In order to avoid magnetic interference during magnetometric acquisition (i.e., vessel interference), a distance greater than three times the ship length was established between the towed fish and the vessel. For multichannel seismic data, quality control procedures were implemented during the acquisition. The seismic streamer was towed alongside the vessel to ensure attenuation of acoustic noise generated by the vessel. Weights were added to the streamer within a specific geometry to maintain streamer depth stable throughout the acquisition, which enhances the seismic signal in the far offsets and prevents the occurrence of burst noise. The geometry of acquisition (Table 1) was tested through the modeling and comparison of the direct wave arrival in the data, during acquisition. Bin sizes were then determined to optimize the fold number in the stacked section. Further processing procedures (i.e., pre-stack migration, noise modeling) may be performed to further improve data results, depending on the investigation goals. Even so, technical limitations of using a short streamer result in a difficulty of properly imaging surfaces/areas with a high gradient, particularly along the continental slope and seamounts, where the seismic traces are often distorted and do not represent the regional stratigraphy.

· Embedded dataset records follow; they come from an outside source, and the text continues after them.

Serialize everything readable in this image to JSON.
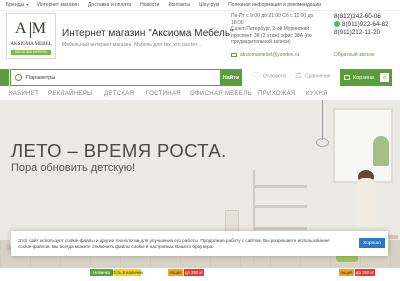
{
  "topnav": {
    "items": [
      "Бренды",
      "Интернет магазин",
      "Доставка и оплата",
      "Новости",
      "Контакты",
      "Шоу-рум",
      "Полезная информация и рекомендации"
    ]
  },
  "header": {
    "logo_letters": "A M",
    "logo_brand": "AKSIOMA MEBEL",
    "logo_sub": "АКСИОМА МЕБЕЛЬ",
    "title": "Интернет магазин \"Аксиома Мебель\"",
    "subtitle": "Мебельный интернет магазин. Мебель для тех, кто растет...",
    "hours": "Пн-Пт с 9:00 до 21:00 Сб с 11:00 до 18:00",
    "address": "Санкт-Петербург, 2-ой Муринский проспект, 38 (2 этаж) офис 38А (по предварительной записи)",
    "email": "aksiomamebel@yandex.ru",
    "phones": [
      "8(812)242-60-06",
      "8(911)922-64-82",
      "8(911)212-11-20"
    ],
    "callback": "Обратный звонок"
  },
  "search": {
    "placeholder": "Параметры",
    "button": "Найти"
  },
  "toolbar": {
    "wishlist": "Отложено",
    "compare": "Сравнение",
    "cart": "Корзина",
    "cart_count": "0"
  },
  "categories": [
    "КАБИНЕТ",
    "РЕКЛАЙНЕРЫ",
    "ДЕТСКАЯ",
    "ГОСТИНАЯ",
    "ОФИСНАЯ МЕБЕЛЬ",
    "ПРИХОЖАЯ",
    "КУХНЯ"
  ],
  "banner": {
    "title": "ЛЕТО – ВРЕМЯ РОСТА.",
    "subtitle": "Пора обновить детскую!"
  },
  "cookie": {
    "text": "Этот сайт использует cookie-файлы и другие технологии для улучшения его работы. Продолжая работу с сайтом, Вы разрешаете использование cookie-файлов. Вы всегда можете отключить файлы cookie в настройках Вашего браузера.",
    "button": "Хорошо"
  },
  "badges": [
    {
      "label": "Новинка",
      "color": "#5aa33a",
      "text_color": "#ffffff"
    },
    {
      "label": "Есть в наличии",
      "color": "#f2d21b",
      "text_color": "#333333"
    },
    {
      "label": "Акция",
      "color": "#f4a21a",
      "text_color": "#333333"
    },
    {
      "label": "до 250 кг",
      "color": "#e53935",
      "text_color": "#ffffff"
    },
    {
      "label": "Акция",
      "color": "#f4a21a",
      "text_color": "#333333"
    },
    {
      "label": "до 250 кг",
      "color": "#e53935",
      "text_color": "#ffffff"
    }
  ],
  "colors": {
    "accent": "#5a9e3a",
    "cookie_button": "#2a77c4"
  }
}
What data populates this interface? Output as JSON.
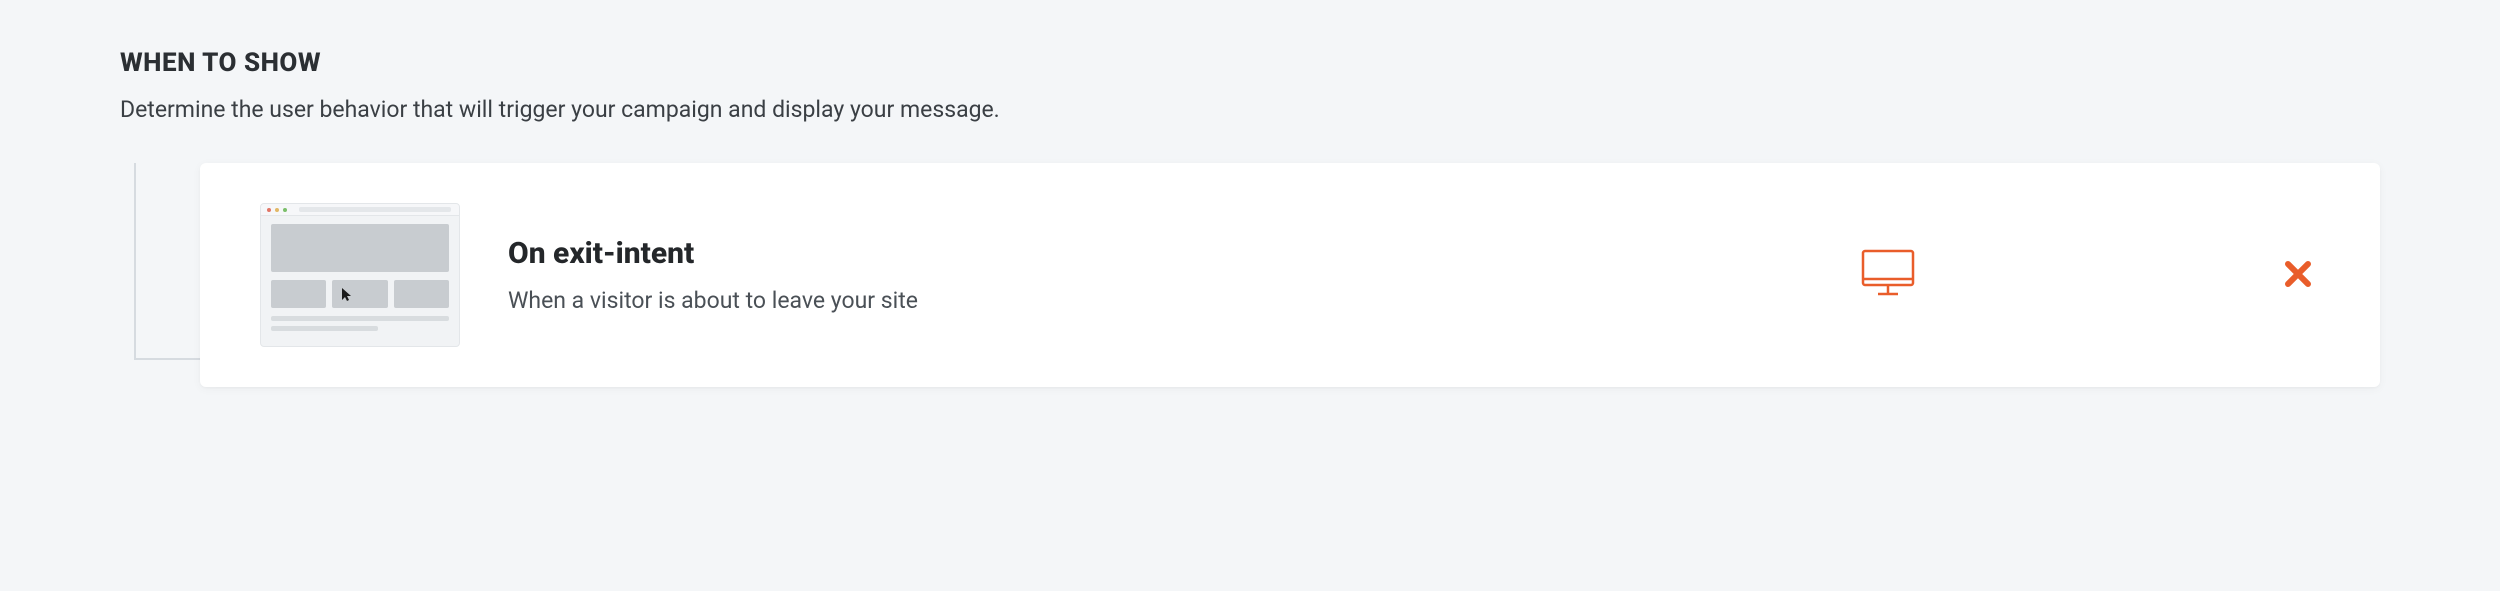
{
  "section": {
    "title": "WHEN TO SHOW",
    "description": "Determine the user behavior that will trigger your campaign and display your message."
  },
  "rule": {
    "title": "On exit-intent",
    "description": "When a visitor is about to leave your site"
  },
  "colors": {
    "accent": "#e95d2a"
  }
}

Bathymetric and SBP surveys were conducted by the Brazilian Navy, which follows the bathymetric technical standards of the NORMAM 50138 and IHO S-4439. A multibeam patch test was conducted prior to the scientific expedition, where pitch, roll, and heave corrections were applied. Since the bathymetric survey covered deep regions, tide correction was deemed unnecessary as tide variations represent less than 1% of the minimum seafloor depth observed. The vertical extrapolation of sound velocity profiles for depths below 1800 m is a major cause of depth uncertainty in the deep part of the survey. Although sound velocity values below the thermocline (>1000 m depths) tend to vary similarly across ocean regions, for each 1 m/s of error between calculated and real sound velocities, we can expect a bathymetric uncertainty of ~1 m at 2000 m depth and at ~3 m at 5000 m depths. For sediment analysis, sedimentological standards of Folk23,24 were followed. The initial and final masses were measured and when those values had a >10% difference, the analysis was repeated.